Knowledge of cloud geometrical thickness (H) is of importance for the study of radiative balance and cloud microphysics. However, the retrieval of H remains challenging, especially for passive instruments. In this work, we derive a semi-analytical algorithm for retrieving H of single-layer liquid cloud based on oxygen A-band hyperspectral measurements from NASA's Orbiting Carbon Observatory-2 (OCO-2). In this algorithm, a high-order correction is introduced to the approximation formula to accurately calculate oxygen A-band hyperspectral cloud reflectance. The algorithm can retrieve H in real time as it does not require the use of the time-consuming radiative transfer model for radiation calculation during each retrieval. In addition, the algorithm currently requires cloud optical depth, cloud top height, and aerosol properties measured by other instruments as input. In idealized simulations using ten thousand A-band spectra spanning a range of cloud cases, the root mean squared error (RMSE) of the retrieval is approximately 2.0 hPa (for low clouds, 1 hPa is about 10 m). We also retrieve H based on millions of real OCO-2 observations and compare the retrieval results with the cloud product from CloudSat/CALIPSO (Cloud-Aerosol Lidar and Infrared Pathfinder Satellite Observations). After abnormal samples are removed, the correlation coefficient is 0.716, the average bias is −15.6 hPa, and the RMSE is 27.4 hPa. The statistical results show that the absolute bias increases systematically with the reference cloud geometrical thickness, which may be caused by the unrealistic vertical homogeneous cloud assumption. The similar phenomenon was also found in comparison with OCO2CLD-LIDAR-AUX, a joint retrieval product based on OCO-2, CALIPSO, and accurate radiative transfer model. The fast algorithm shows a similar distribution of retrieved cloud bottom pressure and a smaller bias on cloud geometrical thickness retrieval compared to the OCO2CLD-LIDAR-AUX products.

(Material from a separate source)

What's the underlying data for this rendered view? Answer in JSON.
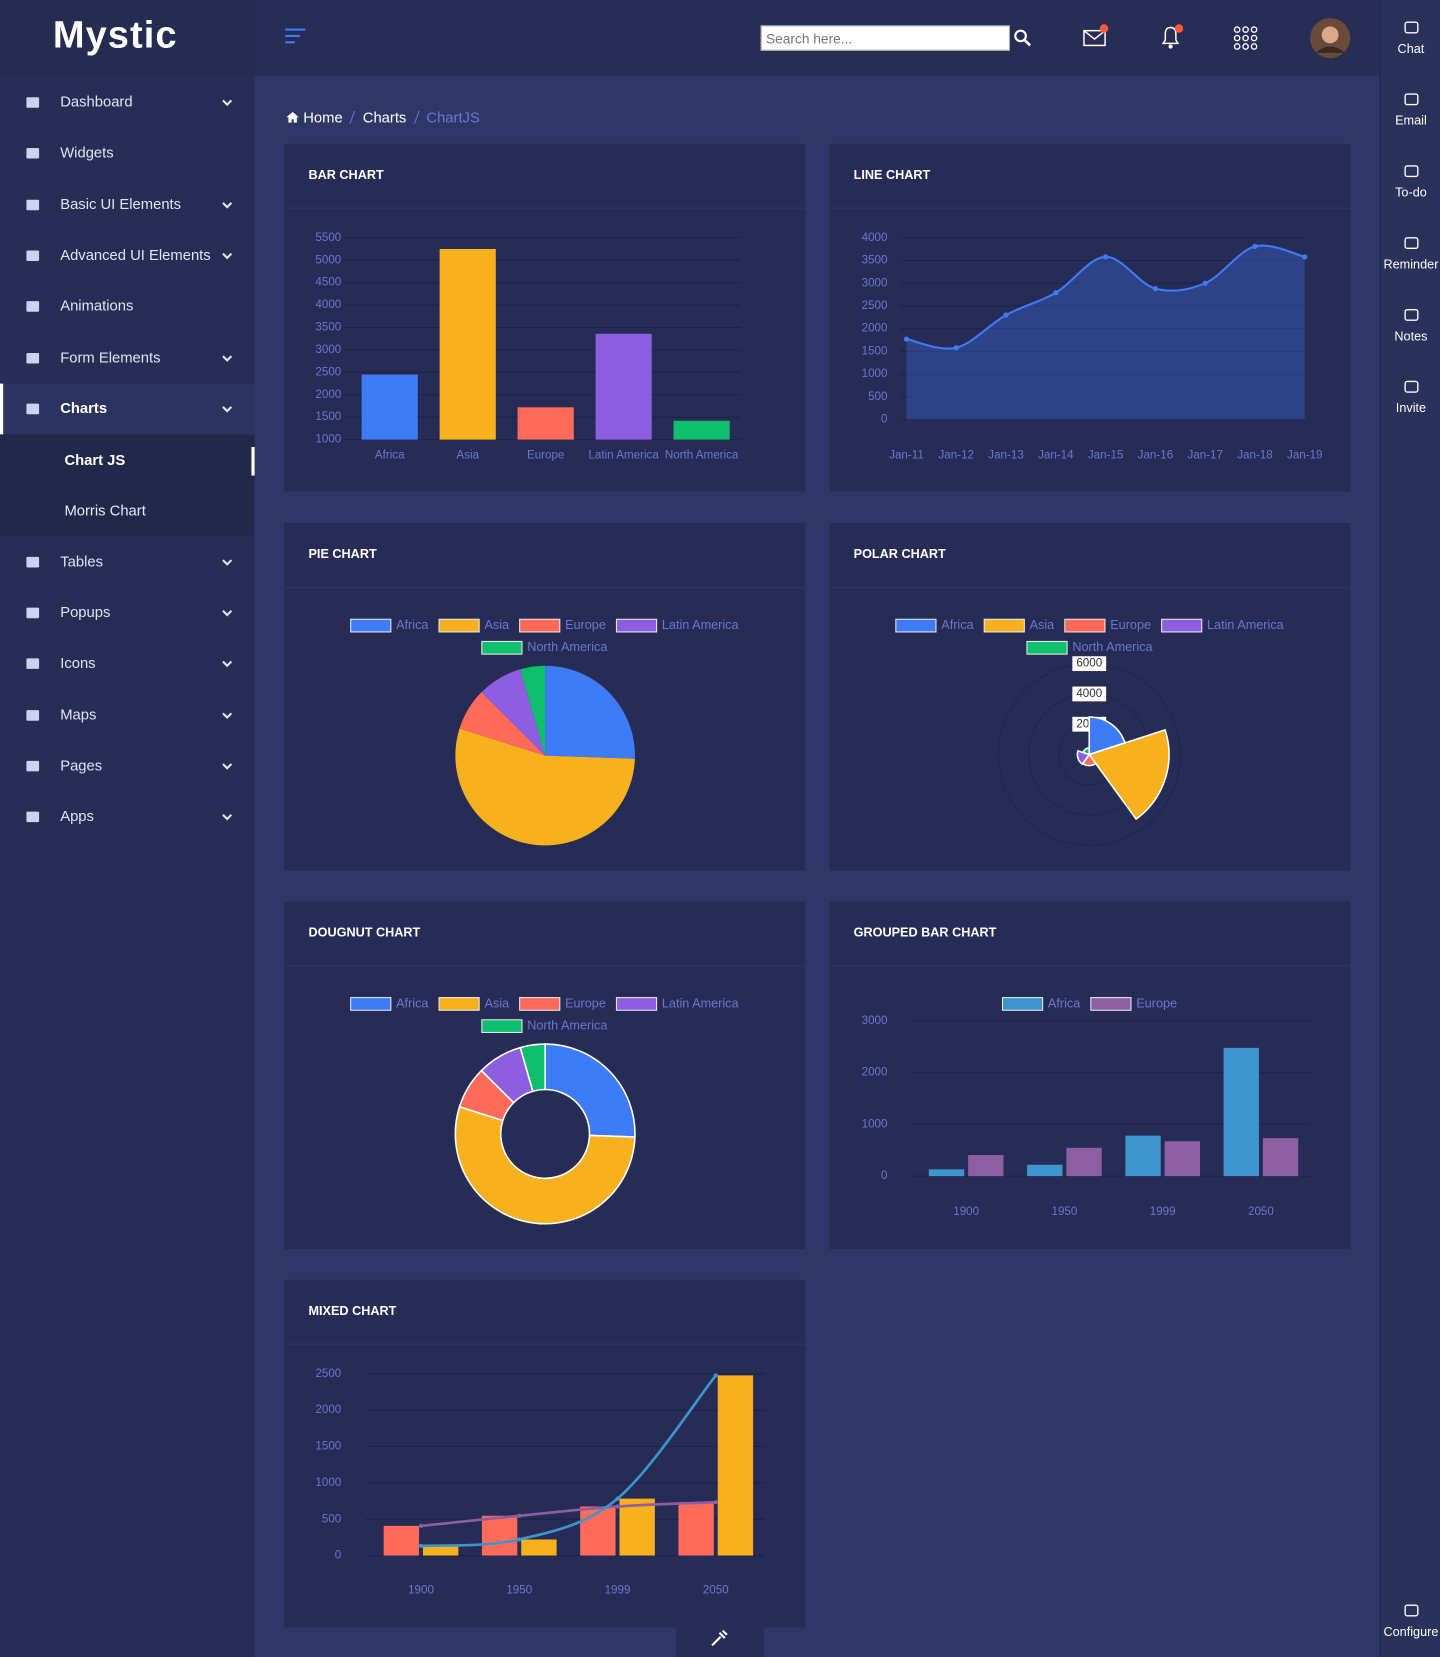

云的几何厚度（H）的知识对于辐射平衡和云微物理学的研究非常重要。但是，H的检索仍然具有挑战性，尤其是对于无源仪器而言。在这项工作中，我们根据美国航空航天局（NASA）的轨道碳观测站2（OCO-2）的氧气A波段高光谱测量结果，得出了用于检索单层液云H的半分析算法。在该算法中，将高阶校正引入到近似公式中，以准确计算氧气A波段高光谱云的反射率。该算法可以检索H由于不需要在每次检索过程中使用费时的辐射传递模型进行辐射计算，因此可以实时进行。另外，该算法当前需要由其他仪器测量的云光学深度，云顶高度和气溶胶特性作为输入。在使用一万个A波段频谱跨云情况的理想模拟中，反演的均方根误差（RMSE）约为2.0 hPa（对于低云，1 hPa约为10 m）。我们还检索H基于数百万个实际OCO-2观测值，并将检索结果与CloudSat / CALIPSO（云气溶胶激光雷达和红外探路者卫星观测）的云产品进行比较。去除异常样本后，相关系数为0.716，平均偏差为-15.6 hPa，RMSE为27.4 hPa。统计结果表明，绝对偏差随着参考云几何厚度的增加而系统地增加，这可能是由于不切实际的垂直均匀云假设所致。与基于OCO-2，CALIPSO和精确辐射传输模型的联合检索产品OCO2CLD-LIDAR-AUX相比，也发现了类似现象。